The next year, the family moved to its current home. By the end of the 1990s, he was hanging more than 100,000 lights. The number has topped 300,000 for the past five years.
He does 75 percent of the work himself. For the rest, he hires help.
The project begins the first weekend in October. During Thanksgiving week, he takes a vacation from his law practice and puts in 10-hour days on a 45-foot cherry-picker.
"I enjoy it," he said. "I listen to music and drink beer. The weather is usually nice, but I have been out there when it's sleeting. You reach the point where it has to be done no matter what."
As those who have strung up outdoor lights might attest, such projects can go haywire if the power load gets too high or the decorations are off-center. A time or two, Kulesz has strung lights in trees only to realize that he left the plug end of the strand at the top.
A couple of other times, he has found himself high above the ground when the cherry-picker suddenly loses power. The first time occurred on a Saturday morning.
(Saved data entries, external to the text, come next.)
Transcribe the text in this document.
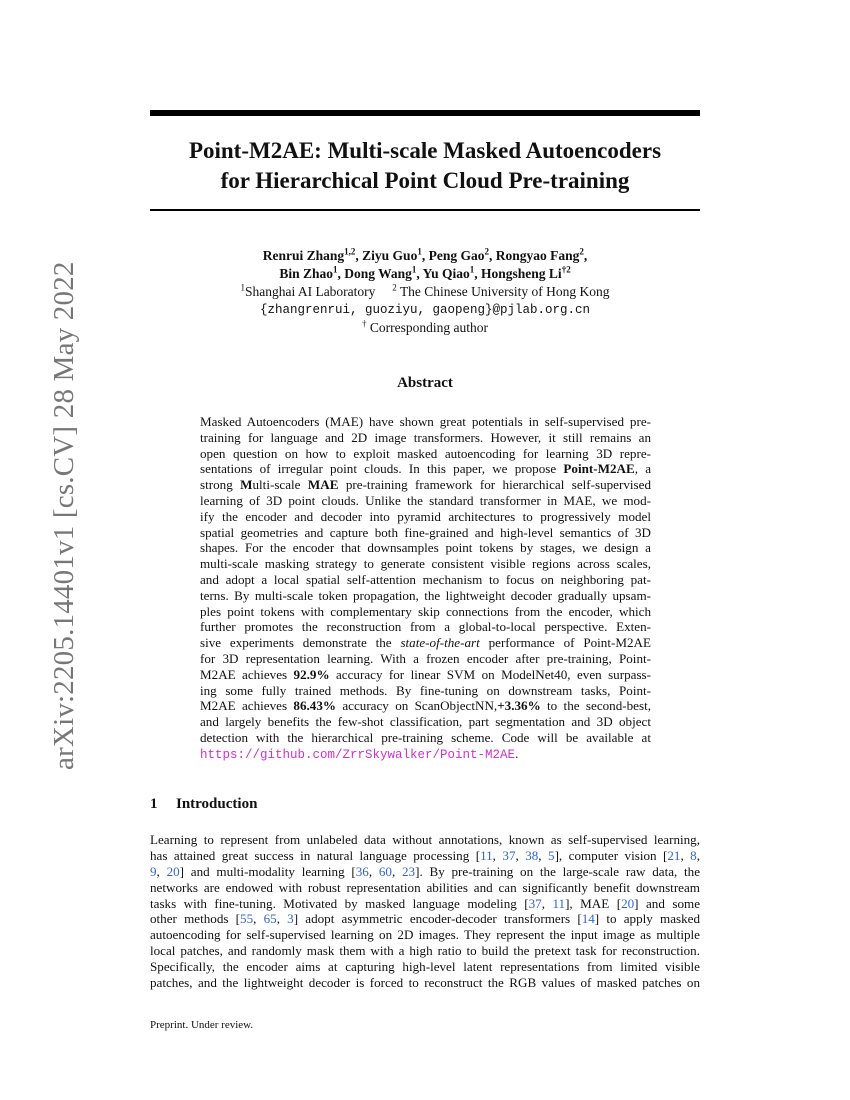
arXiv:2205.14401v1 [cs.CV] 28 May 2022
Point-M2AE: Multi-scale Masked Autoencoders
for Hierarchical Point Cloud Pre-training
Renrui Zhang$^{1,2}$, Ziyu Guo$^1$, Peng Gao$^2$, Rongyao Fang$^2$,
Bin Zhao$^1$, Dong Wang$^1$, Yu Qiao$^1$, Hongsheng Li$^{\dagger 2}$
$^1$Shanghai AI Laboratory $^2$ The Chinese University of Hong Kong
{zhangrenrui, guoziyu, gaopeng}@pjlab.org.cn
† Corresponding author
Abstract
Masked Autoencoders (MAE) have shown great potentials in self-supervised pre-
training for language and 2D image transformers. However, it still remains an
open question on how to exploit masked autoencoding for learning 3D repre-
sentations of irregular point clouds. In this paper, we propose Point-M2AE, a
strong Multi-scale MAE pre-training framework for hierarchical self-supervised
learning of 3D point clouds. Unlike the standard transformer in MAE, we mod-
ify the encoder and decoder into pyramid architectures to progressively model
spatial geometries and capture both fine-grained and high-level semantics of 3D
shapes. For the encoder that downsamples point tokens by stages, we design a
multi-scale masking strategy to generate consistent visible regions across scales,
and adopt a local spatial self-attention mechanism to focus on neighboring pat-
terns. By multi-scale token propagation, the lightweight decoder gradually upsam-
ples point tokens with complementary skip connections from the encoder, which
further promotes the reconstruction from a global-to-local perspective. Exten-
sive experiments demonstrate the state-of-the-art performance of Point-M2AE
for 3D representation learning. With a frozen encoder after pre-training, Point-
M2AE achieves 92.9% accuracy for linear SVM on ModelNet40, even surpass-
ing some fully trained methods. By fine-tuning on downstream tasks, Point-
M2AE achieves 86.43% accuracy on ScanObjectNN,+3.36% to the second-best,
and largely benefits the few-shot classification, part segmentation and 3D object
detection with the hierarchical pre-training scheme. Code will be available at
https://github.com/ZrrSkywalker/Point-M2AE.
1 Introduction
Learning to represent from unlabeled data without annotations, known as self-supervised learning,
has attained great success in natural language processing [11, 37, 38, 5], computer vision [21, 8,
9, 20] and multi-modality learning [36, 60, 23]. By pre-training on the large-scale raw data, the
networks are endowed with robust representation abilities and can significantly benefit downstream
tasks with fine-tuning. Motivated by masked language modeling [37, 11], MAE [20] and some
other methods [55, 65, 3] adopt asymmetric encoder-decoder transformers [14] to apply masked
autoencoding for self-supervised learning on 2D images. They represent the input image as multiple
local patches, and randomly mask them with a high ratio to build the pretext task for reconstruction.
Specifically, the encoder aims at capturing high-level latent representations from limited visible
patches, and the lightweight decoder is forced to reconstruct the RGB values of masked patches on
Preprint. Under review.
He happened to be right outside the window of his son's second-floor bedroom, so he gave it a few raps.
Roused from sleep, his son went outside and propped a ladder next to the house. Kulesz jumped from the bucket onto the roof and slid down to the ladder.
The last time he was left stranded at the treetops, nobody else was home. The neighborhood was deserted, and Kulesz didn't have his cellphone with him.
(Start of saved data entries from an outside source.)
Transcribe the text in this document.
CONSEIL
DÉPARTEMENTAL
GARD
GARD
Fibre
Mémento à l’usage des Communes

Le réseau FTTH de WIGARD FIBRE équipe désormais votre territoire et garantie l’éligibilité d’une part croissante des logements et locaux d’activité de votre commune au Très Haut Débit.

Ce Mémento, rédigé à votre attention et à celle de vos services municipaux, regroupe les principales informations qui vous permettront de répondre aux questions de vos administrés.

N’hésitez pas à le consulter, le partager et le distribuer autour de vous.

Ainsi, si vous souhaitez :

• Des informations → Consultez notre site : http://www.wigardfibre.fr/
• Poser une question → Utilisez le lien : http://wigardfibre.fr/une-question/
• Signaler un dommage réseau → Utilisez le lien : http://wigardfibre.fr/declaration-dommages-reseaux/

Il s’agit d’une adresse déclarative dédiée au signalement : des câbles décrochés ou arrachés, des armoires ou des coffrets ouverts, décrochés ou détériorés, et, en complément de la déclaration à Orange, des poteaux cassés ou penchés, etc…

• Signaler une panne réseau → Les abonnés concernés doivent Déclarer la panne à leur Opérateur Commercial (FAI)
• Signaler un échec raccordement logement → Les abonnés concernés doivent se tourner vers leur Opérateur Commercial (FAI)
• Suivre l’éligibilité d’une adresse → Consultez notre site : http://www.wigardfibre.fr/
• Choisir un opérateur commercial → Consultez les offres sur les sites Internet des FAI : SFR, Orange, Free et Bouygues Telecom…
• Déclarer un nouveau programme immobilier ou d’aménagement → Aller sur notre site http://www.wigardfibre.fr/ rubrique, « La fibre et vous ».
"I had to sit up there for about an hour until I noticed a neighbor walking his dog," Kulesz said. "I yelled down and asked him to contact my law partner. Eventually, I was put in touch with the rental company, which explained to me that there's an emergency switch to turn the hydraulics on and lower the boom."
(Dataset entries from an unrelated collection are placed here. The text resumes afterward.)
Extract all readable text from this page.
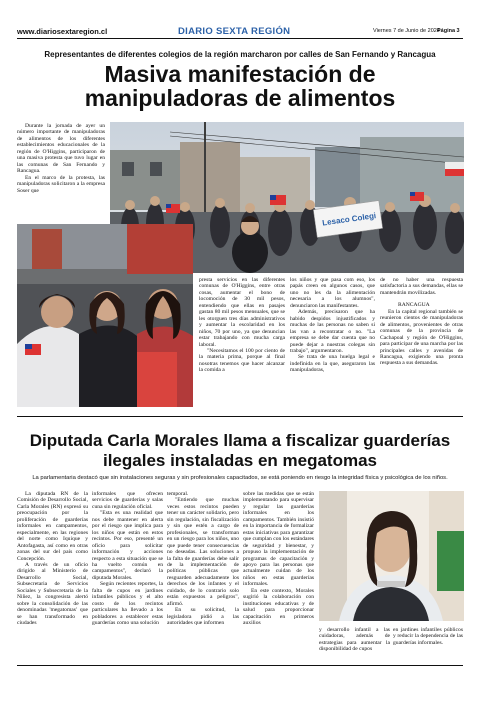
www.diariosextaregion.cl	DIARIO SEXTA REGIÓN	Viernes 7 de Junio de 2024
Página 3
Representantes de diferentes colegios de la región marcharon por calles de San Fernando y Rancagua
Masiva manifestación de
manipuladoras de alimentos

Durante la jornada de ayer un número importante de manipuladoras de alimentos de los diferentes establecimientos educacionales de la región de O'Higgins, participaron de una masiva protesta que tuvo lugar en las comunas de San Fernando y Rancagua.

En el marco de la protesta, las manipuladoras solicitaron a la empresa Soser que

Lesaco Colegi

presta servicios en las diferentes comunas de O'Higgins, entre otras cosas, aumentar el bono de locomoción de 30 mil pesos, entendiendo que ellas en pasajes gastan 80 mil pesos mensuales, que se les otorguen tres días administrativos y aumentar la escolaridad en los niños, 70 por uno, ya que denuncian estar trabajando con mucha carga laboral.

"Necesitamos el 100 por ciento de la materia prima, porque al final nosotras tenemos que hacer alcanzar la comida a

los niños y que pasa com eso, los papás creen en algunos casos, que uno no les da la alimentación necesaria a los alumnos", denunciaron las manifestantes.

Además, precisaron que ha habido despidos injustificados y muchas de las personas no saben si las van a recontratar o no. "La empresa se debe dar cuenta que no puede dejar a nuestras colegas sin trabajo", argumentaron.

Se trata de una huelga legal e indefinida en la que, aseguraron las manipuladoras,

de no haber una respuesta satisfactoria a sus demandas, ellas se mantendrán movilizadas.

RANCAGUA

En la capital regional también se reunieron cientos de manipuladoras de alimentos, provenientes de otras comunas de la provincia de Cachapoal y región de O'Higgins, para participar de una marcha por las principales calles y avenidas de Rancagua, exigiendo una pronta respuesta a sus demandas.

Diputada Carla Morales llama a fiscalizar guarderías
ilegales instaladas en megatomas
La parlamentaria destacó que sin instalaciones seguras y sin profesionales capacitados, se está poniendo en riesgo la integridad física y psicológica de los niños.

La diputada RN de la Comisión de Desarrollo Social, Carla Morales (RN) expresó su preocupación por la proliferación de guarderías informales en campamentos, especialmente, en las regiones del norte como Iquique y Antofagasta, así como en otras zonas del sur del país como Concepción.

A través de un oficio dirigido al Ministerio de Desarrollo Social, Subsecretaria de Servicios Sociales y Subsecretaria de la Niñez, la congresista alertó sobre la consolidación de las denominadas 'megatomas' que se han transformado en ciudades

informales que ofrecen servicios de guarderías y salas cuna sin regulación oficial.

"Esta es una realidad que nos debe mantener en alerta por el riesgo que implica para los niños que están en estos recintos. Por eso, presenté un oficio para solicitar información y acciones respecto a esta situación que se ha vuelto común en campamentos", declaró la diputada Morales.

Según recientes reportes, la falta de cupos en jardines infantiles públicos y el alto costo de los recintos particulares ha llevado a los pobladores a establecer estas guarderías como una solución

temporal.

"Entiendo que muchas veces estos recintos pueden tener un carácter solidario, pero sin regulación, sin fiscalización y sin que estén a cargo de profesionales, se transforman en un riesgo para los niños, uno que puede tener consecuencias no deseadas. Las soluciones a la falta de guarderías debe salir de la implementación de políticas públicas que resguarden adecuadamente los derechos de los infantes y el cuidado, de lo contrario solo están expuestos a peligros", afirmó.

En su solicitud, la legisladora pidió a las autoridades que informen

sobre las medidas que se están implementando para supervisar y regular las guarderías informales en los campamentos. También insistió en la importancia de formalizar estas iniciativas para garantizar que cumplan con los estándares de seguridad y bienestar, y propuso la implementación de programas de capacitación y apoyo para las personas que actualmente cuidan de los niños en estas guarderías informales.

En este contexto, Morales sugirió la colaboración con instituciones educativas y de salud para proporcionar capacitación en primeros auxilios

y desarrollo infantil a las cuidadoras, además de estrategias para aumentar la disponibilidad de cupos

en jardines infantiles públicos y reducir la dependencia de las guarderías informales.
Tom Hoskins, one of Kulesz's next-door neighbors, enjoys watching the display grow year by year. He even pretends to share the credit for it.
"I call it the 'Hoskins-Kulesz' light display," he jokes.
The display has received some publicity over the years, Kulesz said, but most people learn about it by word-of-mouth. On a recent Saturday evening, cars trickled by. It was a far cry from the long lines found at Interlochen, but it might not stay that way for long.
One look at Kulesz's handiwork is all it takes to become a fan.
"If someone sees it, they are going to tell their friends," he said. "There are more and more each year."
Knowing that he has put a smile on somebody's face is all the reward he needs.
"There is no greater affirmation of the hard work," he says, "than to hear the oohs and aahs of children and to see people of all ages taking pictures of and with the lights."